Lancelot devient anonyme : il est désormais « le chevalier de la charrette ». Le héros perd son nom, et il ne le retrouvera qu'au milieu du roman, quand Guenièvre le prononcera. Chrétien fait donc de la honte une identité — le titre même de l'œuvre porte l'infamie de son héros.
Le contraste avec Gauvain, qui arrive peu après et refuse net de monter, achève de construire le sens. Gauvain est le chevalier parfait selon les critères anciens : courtois, mesuré, soucieux de son honneur. Il choisit le cheval. Lancelot a choisi la charrette. Le roman entier dira lequel des deux atteint la reine.

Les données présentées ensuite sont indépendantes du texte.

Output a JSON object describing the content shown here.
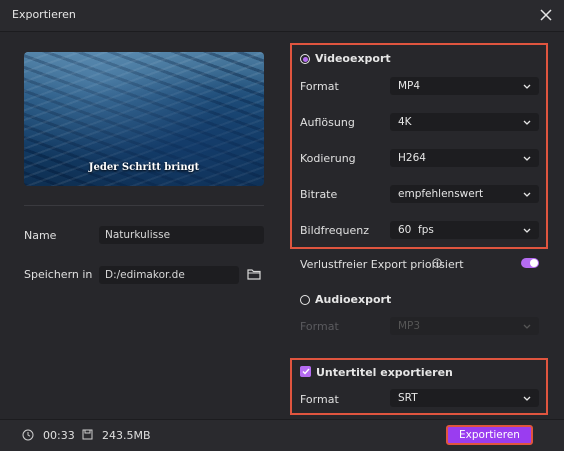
{
  "window": {
    "title": "Exportieren"
  },
  "preview": {
    "caption": "Jeder Schritt bringt"
  },
  "left": {
    "name_label": "Name",
    "name_value": "Naturkulisse",
    "save_label": "Speichern in",
    "save_value": "D:/edimakor.de"
  },
  "video": {
    "title": "Videoexport",
    "selected": true,
    "rows": [
      {
        "label": "Format",
        "value": "MP4"
      },
      {
        "label": "Auflösung",
        "value": "4K"
      },
      {
        "label": "Kodierung",
        "value": "H264"
      },
      {
        "label": "Bitrate",
        "value": "empfehlenswert"
      },
      {
        "label": "Bildfrequenz",
        "value": "60  fps"
      }
    ]
  },
  "lossless": {
    "label": "Verlustfreier Export priorisiert",
    "enabled": true
  },
  "audio": {
    "title": "Audioexport",
    "selected": false,
    "format_label": "Format",
    "format_value": "MP3"
  },
  "subtitle": {
    "title": "Untertitel exportieren",
    "checked": true,
    "format_label": "Format",
    "format_value": "SRT"
  },
  "footer": {
    "duration": "00:33",
    "size": "243.5MB",
    "export_label": "Exportieren"
  },
  "colors": {
    "accent": "#b56cf2",
    "highlight": "#e0553f",
    "button": "#9a3df0"
  }
}
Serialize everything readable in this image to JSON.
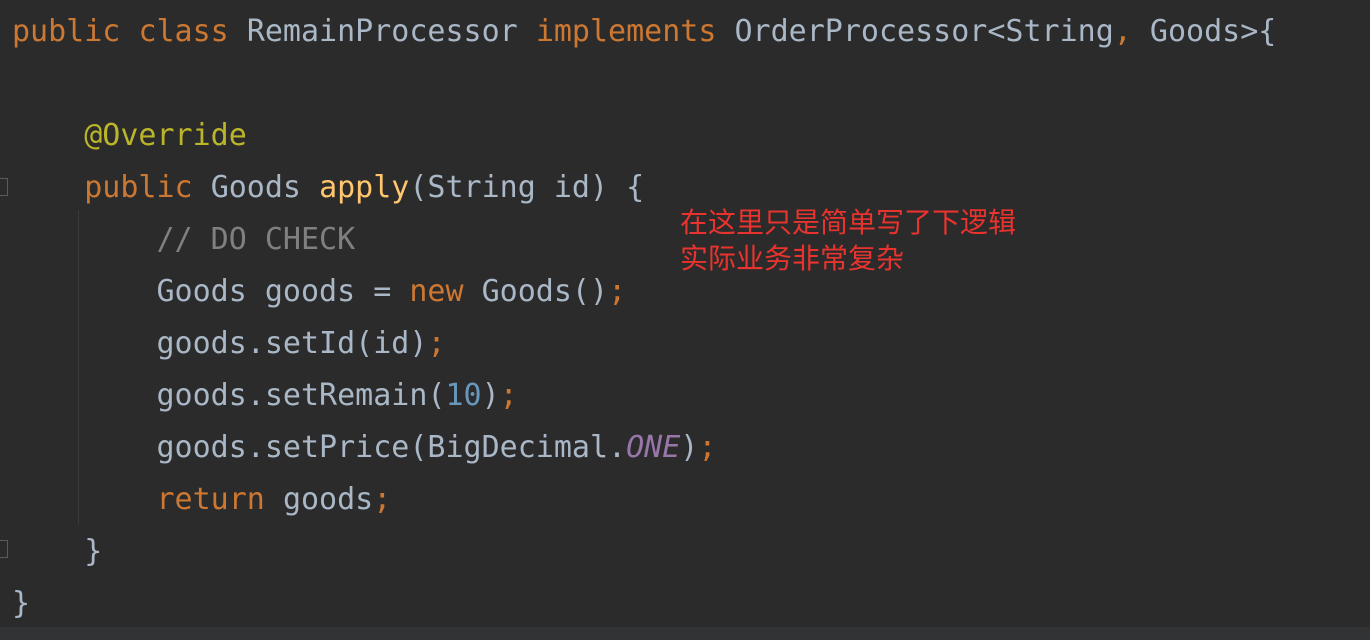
{
  "code": {
    "line1": {
      "public": "public",
      "class": "class",
      "name": "RemainProcessor",
      "implements": "implements",
      "iface": "OrderProcessor<String",
      "comma": ",",
      "type2": "Goods>{"
    },
    "line3": {
      "annotation": "@Override"
    },
    "line4": {
      "public": "public",
      "ret": "Goods",
      "method": "apply",
      "params": "(String id) {"
    },
    "line5": {
      "comment": "// DO CHECK"
    },
    "line6": {
      "decl": "Goods goods = ",
      "new": "new",
      "ctor": "Goods()",
      "semi": ";"
    },
    "line7": {
      "call": "goods.setId(id)",
      "semi": ";"
    },
    "line8": {
      "call": "goods.setRemain(",
      "num": "10",
      "close": ")",
      "semi": ";"
    },
    "line9": {
      "call": "goods.setPrice(BigDecimal.",
      "field": "ONE",
      "close": ")",
      "semi": ";"
    },
    "line10": {
      "return": "return",
      "value": "goods",
      "semi": ";"
    },
    "line11": {
      "brace": "}"
    },
    "line12": {
      "brace": "}"
    }
  },
  "annotation_note": {
    "line1": "在这里只是简单写了下逻辑",
    "line2": "实际业务非常复杂"
  },
  "colors": {
    "background": "#2b2b2b",
    "keyword": "#cc7832",
    "text": "#a9b7c6",
    "annotation": "#bbb529",
    "function": "#ffc66d",
    "comment": "#808080",
    "number": "#6897bb",
    "static_field": "#9876aa",
    "note": "#e8332e"
  }
}
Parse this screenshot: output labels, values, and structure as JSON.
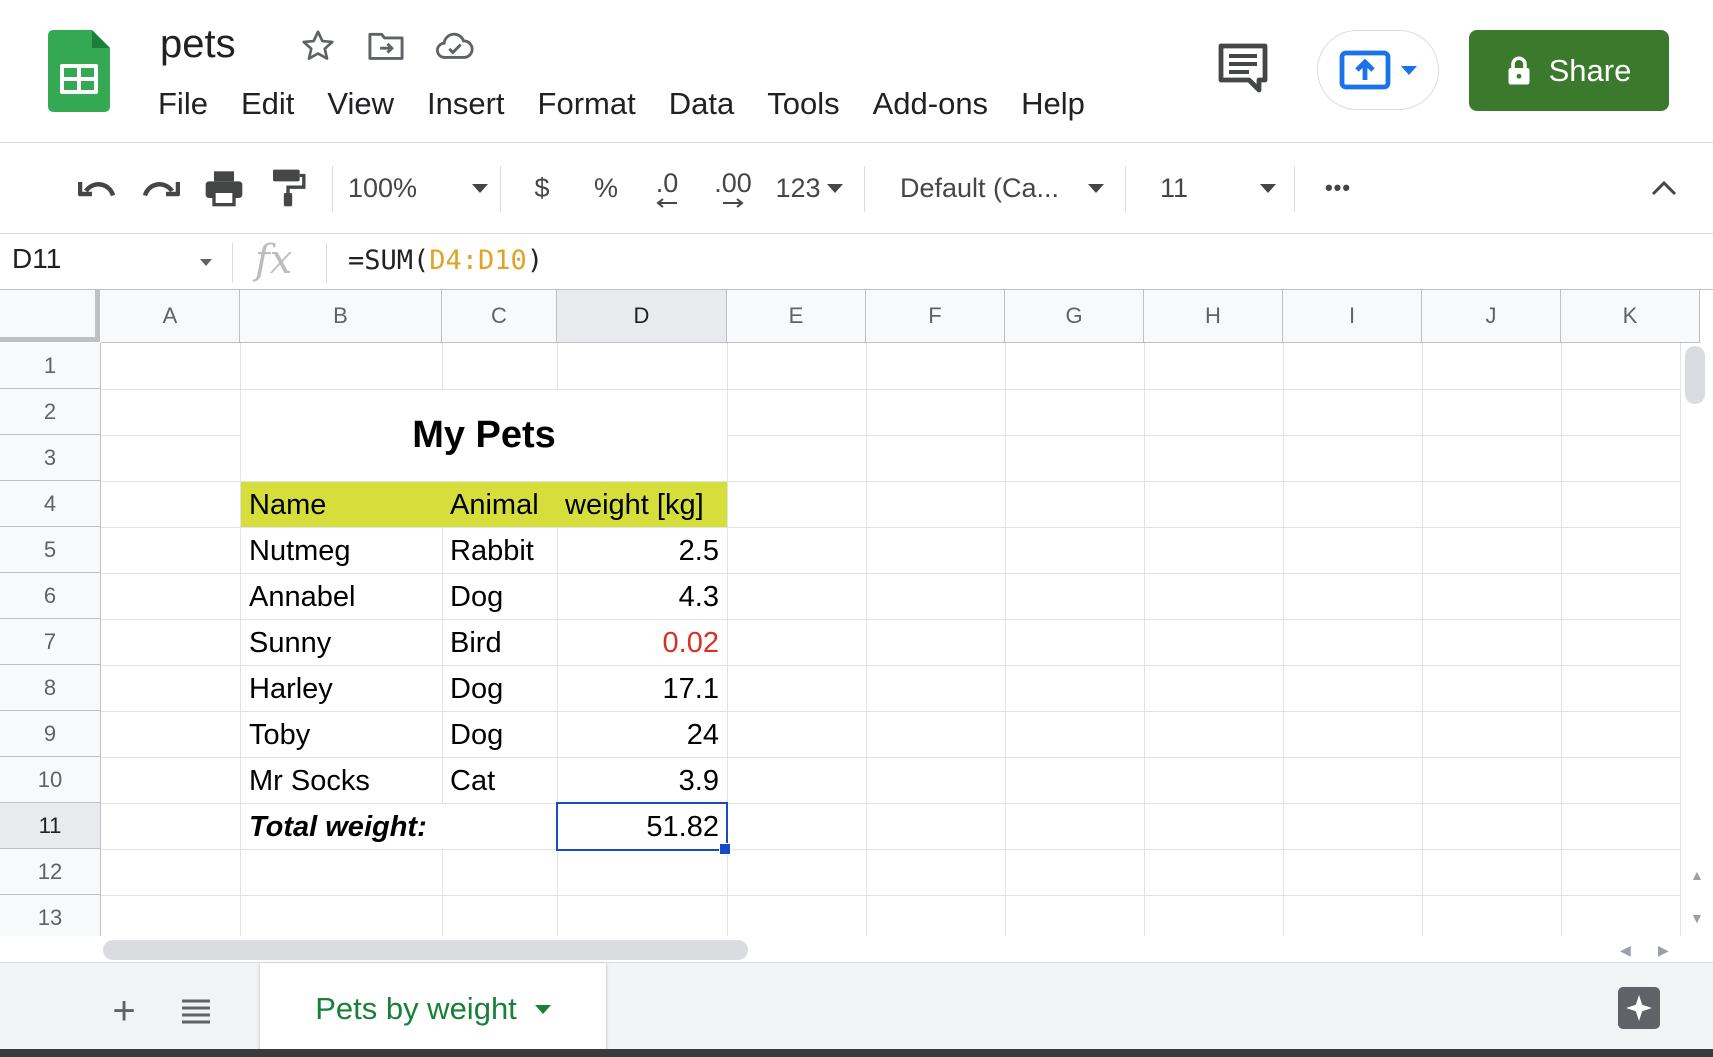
{
  "app": {
    "doc_title": "pets",
    "menu": [
      "File",
      "Edit",
      "View",
      "Insert",
      "Format",
      "Data",
      "Tools",
      "Add-ons",
      "Help"
    ],
    "share_label": "Share",
    "brand_color": "#3b7a2c"
  },
  "toolbar": {
    "zoom": "100%",
    "currency": "$",
    "percent": "%",
    "decrease_decimals": ".0",
    "increase_decimals": ".00",
    "more_formats": "123",
    "font": "Default (Ca...",
    "font_size": "11",
    "more": "•••"
  },
  "formula_bar": {
    "cell_ref": "D11",
    "fx": "fx",
    "formula_prefix": "=SUM(",
    "formula_ref": "D4:D10",
    "formula_suffix": ")"
  },
  "grid": {
    "columns": [
      "A",
      "B",
      "C",
      "D",
      "E",
      "F",
      "G",
      "H",
      "I",
      "J",
      "K"
    ],
    "rows": [
      "1",
      "2",
      "3",
      "4",
      "5",
      "6",
      "7",
      "8",
      "9",
      "10",
      "11",
      "12",
      "13"
    ],
    "selected_column": "D",
    "selected_row": "11"
  },
  "sheet": {
    "title": "My Pets",
    "headers": [
      "Name",
      "Animal",
      "weight [kg]"
    ],
    "header_color": "#d6de3c",
    "rows": [
      {
        "name": "Nutmeg",
        "animal": "Rabbit",
        "weight": "2.5"
      },
      {
        "name": "Annabel",
        "animal": "Dog",
        "weight": "4.3"
      },
      {
        "name": "Sunny",
        "animal": "Bird",
        "weight": "0.02"
      },
      {
        "name": "Harley",
        "animal": "Dog",
        "weight": "17.1"
      },
      {
        "name": "Toby",
        "animal": "Dog",
        "weight": "24"
      },
      {
        "name": "Mr Socks",
        "animal": "Cat",
        "weight": "3.9"
      }
    ],
    "highlight_color": "#d93025",
    "total_label": "Total weight:",
    "total_value": "51.82"
  },
  "tabs": {
    "active_sheet": "Pets by weight",
    "add_icon": "+",
    "all_sheets_icon": "≡"
  }
}
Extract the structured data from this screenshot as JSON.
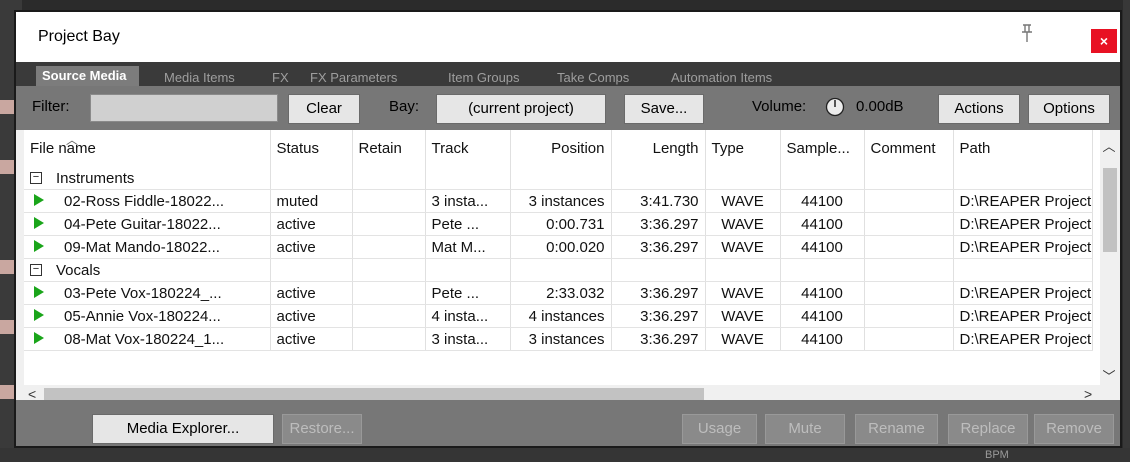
{
  "window": {
    "title": "Project Bay",
    "close_label": "×"
  },
  "tabs": [
    "Source Media",
    "Media Items",
    "FX",
    "FX Parameters",
    "Item Groups",
    "Take Comps",
    "Automation Items"
  ],
  "toolbar": {
    "filter_label": "Filter:",
    "filter_value": "",
    "clear_label": "Clear",
    "bay_label": "Bay:",
    "bay_value": "(current project)",
    "save_label": "Save...",
    "volume_label": "Volume:",
    "volume_value": "0.00dB",
    "actions_label": "Actions",
    "options_label": "Options"
  },
  "table": {
    "columns": [
      "File name",
      "Status",
      "Retain",
      "Track",
      "Position",
      "Length",
      "Type",
      "Sample...",
      "Comment",
      "Path"
    ],
    "groups": [
      {
        "name": "Instruments",
        "toggle": "−",
        "rows": [
          {
            "file": "02-Ross Fiddle-18022...",
            "status": "muted",
            "retain": "",
            "track": "3 insta...",
            "position": "3 instances",
            "length": "3:41.730",
            "type": "WAVE",
            "samplerate": "44100",
            "comment": "",
            "path": "D:\\REAPER Project"
          },
          {
            "file": "04-Pete Guitar-18022...",
            "status": "active",
            "retain": "",
            "track": "Pete ...",
            "position": "0:00.731",
            "length": "3:36.297",
            "type": "WAVE",
            "samplerate": "44100",
            "comment": "",
            "path": "D:\\REAPER Project"
          },
          {
            "file": "09-Mat Mando-18022...",
            "status": "active",
            "retain": "",
            "track": "Mat M...",
            "position": "0:00.020",
            "length": "3:36.297",
            "type": "WAVE",
            "samplerate": "44100",
            "comment": "",
            "path": "D:\\REAPER Project"
          }
        ]
      },
      {
        "name": "Vocals",
        "toggle": "−",
        "rows": [
          {
            "file": "03-Pete Vox-180224_...",
            "status": "active",
            "retain": "",
            "track": "Pete ...",
            "position": "2:33.032",
            "length": "3:36.297",
            "type": "WAVE",
            "samplerate": "44100",
            "comment": "",
            "path": "D:\\REAPER Project"
          },
          {
            "file": "05-Annie Vox-180224...",
            "status": "active",
            "retain": "",
            "track": "4 insta...",
            "position": "4 instances",
            "length": "3:36.297",
            "type": "WAVE",
            "samplerate": "44100",
            "comment": "",
            "path": "D:\\REAPER Project"
          },
          {
            "file": "08-Mat Vox-180224_1...",
            "status": "active",
            "retain": "",
            "track": "3 insta...",
            "position": "3 instances",
            "length": "3:36.297",
            "type": "WAVE",
            "samplerate": "44100",
            "comment": "",
            "path": "D:\\REAPER Project"
          }
        ]
      }
    ]
  },
  "bottombar": {
    "media_explorer_label": "Media Explorer...",
    "restore_label": "Restore...",
    "usage_label": "Usage",
    "mute_label": "Mute",
    "rename_label": "Rename",
    "replace_label": "Replace",
    "remove_label": "Remove"
  },
  "background": {
    "bottom_text": "BPM"
  },
  "colors": {
    "play_icon": "#1aa51a",
    "close_button": "#e81123",
    "toolbar": "#777777",
    "tabbar": "#3a3a3a"
  }
}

Enfin, le retournement : lorsque Lancelot retrouve Guenièvre, elle l'accueille avec froideur. La raison, révélée plus tard, est vertigineuse — elle lui reproche ces deux pas. Avoir hésité, fût-ce le temps de deux pas, c'est avoir préféré son honneur à son amour.
La logique de la fin'amor apparaît alors dans toute sa rigueur : elle n'admet pas de degrés. Le sacrifice n'a de valeur que s'il est immédiat et total. C'est ce qui fait de ce texte, sous ses dehors d'aventure chevaleresque, une des explorations les plus radicales de l'absolu amoureux dans la littérature française.
Conclusion
L'épisode fonde le sens du roman : l'amour courtois exige une soumission totale, où même une hésitation est une faute. Chrétien de Troyes invente ici la figure de l'amant absolu.